コンテンツをデザインするということ
見た目はとても重要だけど
第一印象は Web サイトやアプリデザインでも重要です。見た目が良いということで、使い始めてくれる場合がありますし、製品やサービスの評価が中身ではなく見た目で判断されることがあります。人は 0.05 秒で Web サイトの良し悪しを判断する傾向にあるので、見た目は良くしておくべきでしょう。しかし、長く使われる要因がビジュアルではなく、コンテンツということは多々あります。
例えば Reddit はデザインが洗練されたサイトとは言えませんが、世界的に利用されているサイトです。 利用者が求めているコンテンツがそこにあれば、見た目が少し良くなくても人は戻ってきます。
しかし、これは良質のコンテンツがあれば、デザインは必要ないという意味ではありません。
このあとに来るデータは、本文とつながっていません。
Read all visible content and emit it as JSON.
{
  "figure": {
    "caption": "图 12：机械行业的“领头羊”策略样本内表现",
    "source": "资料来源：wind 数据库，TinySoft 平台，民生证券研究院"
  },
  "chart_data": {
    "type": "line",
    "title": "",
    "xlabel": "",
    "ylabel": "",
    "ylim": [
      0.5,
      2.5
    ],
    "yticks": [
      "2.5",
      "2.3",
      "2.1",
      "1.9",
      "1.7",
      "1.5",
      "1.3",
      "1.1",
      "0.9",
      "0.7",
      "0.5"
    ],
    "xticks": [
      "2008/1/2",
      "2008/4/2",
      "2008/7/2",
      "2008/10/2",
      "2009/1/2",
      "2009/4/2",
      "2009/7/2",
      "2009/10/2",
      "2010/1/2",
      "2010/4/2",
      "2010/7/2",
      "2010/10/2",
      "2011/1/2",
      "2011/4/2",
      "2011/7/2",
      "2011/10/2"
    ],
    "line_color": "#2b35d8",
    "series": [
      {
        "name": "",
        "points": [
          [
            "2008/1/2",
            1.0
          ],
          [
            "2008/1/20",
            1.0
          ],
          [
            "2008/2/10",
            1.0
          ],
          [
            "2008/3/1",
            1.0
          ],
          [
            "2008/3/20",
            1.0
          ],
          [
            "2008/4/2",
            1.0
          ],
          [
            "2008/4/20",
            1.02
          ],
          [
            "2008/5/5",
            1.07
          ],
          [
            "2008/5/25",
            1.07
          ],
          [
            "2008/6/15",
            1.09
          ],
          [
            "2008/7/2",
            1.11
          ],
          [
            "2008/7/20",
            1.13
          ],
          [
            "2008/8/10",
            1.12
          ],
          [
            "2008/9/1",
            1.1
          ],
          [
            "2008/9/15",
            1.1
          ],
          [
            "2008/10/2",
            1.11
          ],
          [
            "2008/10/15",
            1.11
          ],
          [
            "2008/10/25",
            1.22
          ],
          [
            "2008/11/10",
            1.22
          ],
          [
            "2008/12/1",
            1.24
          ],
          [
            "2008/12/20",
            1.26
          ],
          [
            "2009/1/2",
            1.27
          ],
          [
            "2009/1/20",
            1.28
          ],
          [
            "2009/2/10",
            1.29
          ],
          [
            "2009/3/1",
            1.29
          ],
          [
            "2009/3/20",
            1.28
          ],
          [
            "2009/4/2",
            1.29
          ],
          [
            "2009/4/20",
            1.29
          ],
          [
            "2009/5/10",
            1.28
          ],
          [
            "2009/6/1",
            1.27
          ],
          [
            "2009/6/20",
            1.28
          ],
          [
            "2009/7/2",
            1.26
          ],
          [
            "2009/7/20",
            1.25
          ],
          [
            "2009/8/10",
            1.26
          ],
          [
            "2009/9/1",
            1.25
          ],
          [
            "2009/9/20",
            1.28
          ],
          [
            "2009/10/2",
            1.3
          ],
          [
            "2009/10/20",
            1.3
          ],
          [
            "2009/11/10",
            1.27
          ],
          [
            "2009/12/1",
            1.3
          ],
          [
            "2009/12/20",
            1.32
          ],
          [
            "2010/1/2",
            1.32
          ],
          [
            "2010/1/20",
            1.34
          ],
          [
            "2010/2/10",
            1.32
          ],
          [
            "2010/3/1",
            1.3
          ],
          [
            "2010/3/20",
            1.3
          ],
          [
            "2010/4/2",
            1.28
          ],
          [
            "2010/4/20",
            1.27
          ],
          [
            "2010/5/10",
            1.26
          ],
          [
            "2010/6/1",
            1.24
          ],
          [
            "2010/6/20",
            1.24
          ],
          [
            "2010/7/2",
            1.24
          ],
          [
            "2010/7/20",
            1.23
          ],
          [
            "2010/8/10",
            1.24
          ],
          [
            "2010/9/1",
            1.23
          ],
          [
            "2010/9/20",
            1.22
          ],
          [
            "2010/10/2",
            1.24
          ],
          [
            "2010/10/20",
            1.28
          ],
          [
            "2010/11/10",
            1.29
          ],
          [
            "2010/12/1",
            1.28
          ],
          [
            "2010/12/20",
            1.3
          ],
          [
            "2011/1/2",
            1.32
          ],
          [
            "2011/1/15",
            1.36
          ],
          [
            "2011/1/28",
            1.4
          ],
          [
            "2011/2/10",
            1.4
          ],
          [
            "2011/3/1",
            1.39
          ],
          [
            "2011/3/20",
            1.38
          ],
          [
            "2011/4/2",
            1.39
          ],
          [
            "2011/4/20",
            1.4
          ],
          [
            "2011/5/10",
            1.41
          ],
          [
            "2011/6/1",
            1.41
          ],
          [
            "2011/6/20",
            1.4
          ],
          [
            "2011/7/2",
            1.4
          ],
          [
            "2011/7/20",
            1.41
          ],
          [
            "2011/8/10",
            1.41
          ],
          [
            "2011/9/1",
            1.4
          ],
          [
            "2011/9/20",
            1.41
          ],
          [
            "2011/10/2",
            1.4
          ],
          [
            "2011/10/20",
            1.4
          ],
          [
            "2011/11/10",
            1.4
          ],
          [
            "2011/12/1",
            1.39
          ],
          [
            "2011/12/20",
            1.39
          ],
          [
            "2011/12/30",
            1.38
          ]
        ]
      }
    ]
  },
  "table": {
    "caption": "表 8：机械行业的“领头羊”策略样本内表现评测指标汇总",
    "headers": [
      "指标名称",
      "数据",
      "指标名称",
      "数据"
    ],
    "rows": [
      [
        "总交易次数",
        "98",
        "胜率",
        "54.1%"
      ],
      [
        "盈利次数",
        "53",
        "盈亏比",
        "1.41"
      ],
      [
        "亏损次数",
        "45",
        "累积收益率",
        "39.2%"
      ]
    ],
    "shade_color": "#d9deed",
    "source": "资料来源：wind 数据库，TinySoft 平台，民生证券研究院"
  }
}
先述したように、見た目で印象が変えることができますし、使い勝手も向上すればコンテンツへアクセスしやすくなるはずです。
そこで「コンテンツをデザインする」という考え方が重要になります。
コンテンツデザイナーがすること
「コンテンツをデザインする」 この言葉を目にすると、タイポグラフィに細心の注意を払うことや、コピーライティングをすることのように見えますが、そうではありません。コンテンツをデザインするということは、利用者が求めている情報を利用者の文脈に適した形状で提示できるように設計することを指します。
コンテンツデザインにおける利用者の文脈は、以下の 3 つに分類することができます。
- 具体的に何を求めているか
- どのような目的を達成しようとしているか
- どのようにコンテンツを消費することを好むか
これらを基に再度 Reddit のようなサイトを見ると、コンテンツデザインがされていると言えるのではないでしょうか。Reddit の利用者は Web で話題になっているトピックを探したり、それについて意見交換がしたいと思うはずです。トピックが一望しやすいように、間隔をあまりとらないコンパクトな見た目になっていたり、個々のページへアクセスしなくても内容が把握するために十分な情報がリストで掲載されています。
Web サイトやアプリを使う人たちの文脈を理解しないまま、タイポグラフィやレイアウトを洗練させても、かえって「使いにくくなった」という評価につながることがあります。
コンテンツをデザインする人は、利用者が求めているコンテンツを見つけ出すだけでなく、それがどのような形状だと好ましいのかを考え、形にできる必要があります。
見出しやリストによって構造化されていれば、利用者はいちはやく要点を理解することができます。また、文章ひとつひとつにしても、宣伝文句を省いて簡潔・明瞭にしておく必要もあるでしょう。良いコンテンツは 1 文から始まりますし、その積み重ねがサイト・アプリ全体のデザインへと反映されます。
コンテンツを配信者側の視点で作ってしまうことがしばしばあります。それを利用者が求めている文体や形状へ作り直すとどうなるかを考えて実践するのがコンテンツデザイナーの役割といえるでしょう。
まとめ
コンテンツデザインとは、どのようなコンテンツを掲載するのかといった計画だけでなく、制作、管理といったところも含めてデザインすることを指します。広範囲にわたる仕事ですが、今から誰でもできることは幾つかあります。
- 関連情報へきちんとリンクを付ける
- 現存コンテンツをリライトして簡潔・明瞭にする
- 画面に表示されていなくてもメタ情報は記載する
こうした小さなところからスタートすることで、出したいコンテンツを掲載するのではなく、利用者に適したコンテンツを配信するという考え方へ変えることができるでしょう。